When to use an architecture like Zookeeper and when to use HDFS like architecture?

I am bit confused between zookeeper master child architecture and HDFS name and data node architecture.
Which is used when and how?
Can we use both concepts in one design or we have to use both concepts in any design?

Good Question. Let me try to give a brief answer.

In Zookeeper, there are multiple machines in the group called an ensemble. In this ensemble, any machine can become the leader based on various parameters such as which has the latest data etc. No one designates a leader. A leader is chosen based on election in ensemble. A leader might step down in various circumstances. In Zookeeper, all nodes maintain the copy of the same data in the disk and in memory. Meaning, if you have to store 2 GB data and you have 20 machines running zookeeper, the overall consumption of storage will be 40 GB (2 GB on each of 20 machines).

In HDFS, the Namenode (master) and Datanodes (slaves) are designated by the system administrator during installation time. There is no election. Also, the data is divided into blocks on multiple machines.

So, if you need really highly available system but have small data (like configs) to store, you will use zookeeper. In case, you have to store huge data in the form of files, in those cases, HDFS is the best choice.
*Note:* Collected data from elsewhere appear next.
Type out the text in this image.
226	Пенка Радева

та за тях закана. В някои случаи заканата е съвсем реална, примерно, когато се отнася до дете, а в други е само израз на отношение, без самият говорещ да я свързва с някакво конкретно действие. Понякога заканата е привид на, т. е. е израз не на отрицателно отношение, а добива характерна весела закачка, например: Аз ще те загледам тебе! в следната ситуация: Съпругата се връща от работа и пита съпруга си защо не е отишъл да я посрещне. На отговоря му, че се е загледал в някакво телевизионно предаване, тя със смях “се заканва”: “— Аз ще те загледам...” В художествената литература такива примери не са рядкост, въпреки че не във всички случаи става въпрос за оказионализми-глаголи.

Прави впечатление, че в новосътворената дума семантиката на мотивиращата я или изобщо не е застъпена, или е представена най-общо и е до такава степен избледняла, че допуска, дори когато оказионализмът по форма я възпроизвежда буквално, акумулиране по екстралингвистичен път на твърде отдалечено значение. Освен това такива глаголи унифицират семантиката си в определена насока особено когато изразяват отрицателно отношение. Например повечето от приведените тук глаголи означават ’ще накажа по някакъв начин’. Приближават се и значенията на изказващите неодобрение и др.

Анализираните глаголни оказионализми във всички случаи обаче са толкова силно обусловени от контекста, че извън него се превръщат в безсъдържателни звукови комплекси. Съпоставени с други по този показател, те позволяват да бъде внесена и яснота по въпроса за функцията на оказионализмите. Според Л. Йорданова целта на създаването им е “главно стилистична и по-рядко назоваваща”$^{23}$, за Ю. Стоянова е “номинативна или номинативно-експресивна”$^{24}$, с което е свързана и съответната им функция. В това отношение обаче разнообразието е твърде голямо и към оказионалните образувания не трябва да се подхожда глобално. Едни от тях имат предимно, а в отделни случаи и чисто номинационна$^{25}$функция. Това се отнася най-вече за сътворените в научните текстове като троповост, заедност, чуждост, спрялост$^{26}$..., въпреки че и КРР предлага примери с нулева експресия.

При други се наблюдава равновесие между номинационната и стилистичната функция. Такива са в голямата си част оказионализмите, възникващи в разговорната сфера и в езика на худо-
In case, your need is to have highly available as well as huge data, you can use a combination of both architecture, for example, MongoDB (the architecture is like zookeeper) or Kafka (It stores data using multiple machines like HDFS but the information of coordination is stored in Zookeeper.)

3 Likes

Thanks, very nicely explained the difference & subtleties between zookeeper & HDFS. Also, sharing information on alternatives (MongoDB/Kafka) helps to set a perspective.

Thanks

1 Like